Although Gibraltar notoriously voted against independence from the Strasbrussels dictatorship, it has remained thoroughly British in its standards of hygiene. Lacking a waste-water treatment plant, the colony is pumping forty thousand non-Barbary primates' worth of raw sewage into the Mediterranean. Attempts to improve matters have consisted mainly in throwing taxpayers' money at a pair of private companies, of which one pulled out because of financial difficulties and the other decided that it would rather do something else instead. Fortunately, the British government has exonerated itself of all legal responsibility by removing the UK from the jurisdiction that ruled against the pollution; while the colonial administration has blamed eveything on the dirty dagoes next door. It is surely a hopeful and glorious sign when an issue can be kept unresolved by methods even more British than the problem itself.

Tuesday, May 05, 2026

Tainted Holes

Despite several years of intermittent proximity to the Trumpster and his rabid radioactive head-tribble, it seems that certain portions of the White House have become unaccountably toxic. The monarch has requisitioned three Washington DC golf courses for conversion into his personal pleasure gardens, and some dumped rubble from the palace renovations was found to be poisoning the soil. A federal judge has attempted to interfere, warning of serious consequences should these ecological adjustments be permitted to continue without first filing the appropriate paperwork. How far the head-tribble will be minded to adapt its reproductive cycle to the whims of the judiciary remains as yet unclear.

Monday, May 04, 2026

The Better Class of Refugee

As one mediaeval potentate to another, the Pope has responded to the Trumpster's recent insults with a carefully measured fuck-you, appointing a sometime Salvadorian illegal immigrant as the church's chief henchman in West Virginia.

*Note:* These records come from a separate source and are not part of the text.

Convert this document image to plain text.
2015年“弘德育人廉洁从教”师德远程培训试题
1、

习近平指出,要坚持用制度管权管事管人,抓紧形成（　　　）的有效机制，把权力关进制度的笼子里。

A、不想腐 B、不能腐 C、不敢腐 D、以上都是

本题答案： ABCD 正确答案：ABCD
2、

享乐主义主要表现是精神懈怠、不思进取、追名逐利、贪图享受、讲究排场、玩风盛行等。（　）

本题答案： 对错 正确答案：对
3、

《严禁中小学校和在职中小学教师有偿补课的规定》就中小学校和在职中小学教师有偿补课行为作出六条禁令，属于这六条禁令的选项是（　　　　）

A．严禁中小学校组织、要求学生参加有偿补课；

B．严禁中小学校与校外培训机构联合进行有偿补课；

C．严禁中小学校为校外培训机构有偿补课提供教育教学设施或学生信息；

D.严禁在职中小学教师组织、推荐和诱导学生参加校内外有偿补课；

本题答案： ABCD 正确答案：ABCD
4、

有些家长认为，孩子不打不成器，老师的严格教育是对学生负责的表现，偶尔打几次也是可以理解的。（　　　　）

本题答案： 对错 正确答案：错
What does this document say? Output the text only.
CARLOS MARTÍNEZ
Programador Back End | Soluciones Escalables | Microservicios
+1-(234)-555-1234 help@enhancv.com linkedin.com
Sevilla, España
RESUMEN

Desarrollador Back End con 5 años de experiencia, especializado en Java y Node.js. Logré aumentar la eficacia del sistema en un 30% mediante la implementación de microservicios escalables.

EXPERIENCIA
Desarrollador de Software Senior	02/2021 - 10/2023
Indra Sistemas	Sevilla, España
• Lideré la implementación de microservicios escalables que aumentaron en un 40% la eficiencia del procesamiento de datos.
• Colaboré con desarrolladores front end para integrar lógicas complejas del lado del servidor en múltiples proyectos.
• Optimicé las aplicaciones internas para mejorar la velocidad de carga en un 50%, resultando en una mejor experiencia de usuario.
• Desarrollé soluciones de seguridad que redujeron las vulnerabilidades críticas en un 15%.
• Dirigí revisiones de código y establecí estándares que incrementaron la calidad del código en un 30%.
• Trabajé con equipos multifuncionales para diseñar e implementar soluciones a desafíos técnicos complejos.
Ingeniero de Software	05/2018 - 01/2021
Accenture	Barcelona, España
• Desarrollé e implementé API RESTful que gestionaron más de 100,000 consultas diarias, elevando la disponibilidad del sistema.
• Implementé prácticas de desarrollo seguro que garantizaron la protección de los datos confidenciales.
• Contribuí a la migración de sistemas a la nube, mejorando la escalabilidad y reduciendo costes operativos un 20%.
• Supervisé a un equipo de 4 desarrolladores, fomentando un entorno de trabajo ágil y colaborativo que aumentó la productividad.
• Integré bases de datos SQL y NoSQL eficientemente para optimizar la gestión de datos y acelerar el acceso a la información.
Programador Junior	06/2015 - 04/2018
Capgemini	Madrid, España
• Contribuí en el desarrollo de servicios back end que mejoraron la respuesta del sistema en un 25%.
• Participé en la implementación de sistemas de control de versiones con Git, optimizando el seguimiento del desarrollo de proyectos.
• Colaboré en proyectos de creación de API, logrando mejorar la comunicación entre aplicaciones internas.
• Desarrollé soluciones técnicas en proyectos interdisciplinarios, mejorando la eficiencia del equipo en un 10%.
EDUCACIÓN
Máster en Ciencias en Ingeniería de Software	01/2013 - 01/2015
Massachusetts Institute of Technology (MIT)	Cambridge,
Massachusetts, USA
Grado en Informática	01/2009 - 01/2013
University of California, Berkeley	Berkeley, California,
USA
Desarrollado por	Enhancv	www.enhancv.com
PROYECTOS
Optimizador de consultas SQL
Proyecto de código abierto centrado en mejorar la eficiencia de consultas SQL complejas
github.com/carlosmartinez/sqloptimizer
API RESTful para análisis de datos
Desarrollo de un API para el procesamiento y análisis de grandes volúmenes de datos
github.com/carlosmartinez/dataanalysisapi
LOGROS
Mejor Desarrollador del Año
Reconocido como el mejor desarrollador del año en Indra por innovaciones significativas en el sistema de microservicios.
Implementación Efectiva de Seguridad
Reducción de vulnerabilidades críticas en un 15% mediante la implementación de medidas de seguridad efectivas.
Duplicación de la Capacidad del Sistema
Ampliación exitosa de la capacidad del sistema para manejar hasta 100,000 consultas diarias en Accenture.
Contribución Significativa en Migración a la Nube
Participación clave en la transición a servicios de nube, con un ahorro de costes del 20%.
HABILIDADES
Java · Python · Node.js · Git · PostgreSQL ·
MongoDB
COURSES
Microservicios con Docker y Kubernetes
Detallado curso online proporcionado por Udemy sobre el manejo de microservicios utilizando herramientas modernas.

As with our own Archbishop of Canterbury, who considered her talents too modest for a medical career, the appointee's initial vocation in janitorial and construction work apparently entailed insufficient humility and excessive material joy, besides the obvious moral flaw of mere worldly usefulness. Having moved to the US during the latter stages of the civil war in his own country, the appointee also has the advantage of presumed cleanliness from the taint of Liberation Theology, and of being politically shrewd enough to remove himself from the reach of the death squads by emigrating to the country that paid them.

Sunday, May 03, 2026

They're All Right In Their Place

Certain cadres of the Farage Falange seem to have fallen victim to the environmentalist mind virus, and are seeking to associate themselves with the reintroduction of beavers into the Leicestershire landscape. While the Farage Falange does not normally endorse scenery-chewing wild animals whose buildings lack gold-plated lifts, it seems the Leicestershire local authority has come to the dim realisation that beavers can help protect against flooding and will not require fiscal recompense that might better be spent on union-jacking every lamp-post in the county. Despite the squeals of patriotic indignation from the Falange and its strutting Caudillo over proposals to portray beavers on British currency in place of one of the last century's more inept Chancellors of the Exchequer, it remains as yet unclear whether there will be any excommunications over the matter.

Saturday, May 02, 2026

Unequal Aspirations

In anticipation of a scheduled state visit by the American monarch, the Heathen Chinee have very subtly and insidiously suggested that stability should be safeguarded. Such a stance is of course in blatant contradiction of every shared British value painstakingly defecated into the Trumpster's cranium by the rabid radioactive head-tribble that controls him. Beijing is especially exercised by continuing American obduracy over plucky little Formosa, which China claims as its own even though the realm of the Trumpster claims only Greenland, the Caribbean, the Americas and anywhere with petroleum; and the master race will no doubt respond with its accustomed levels of diplomatic engagement.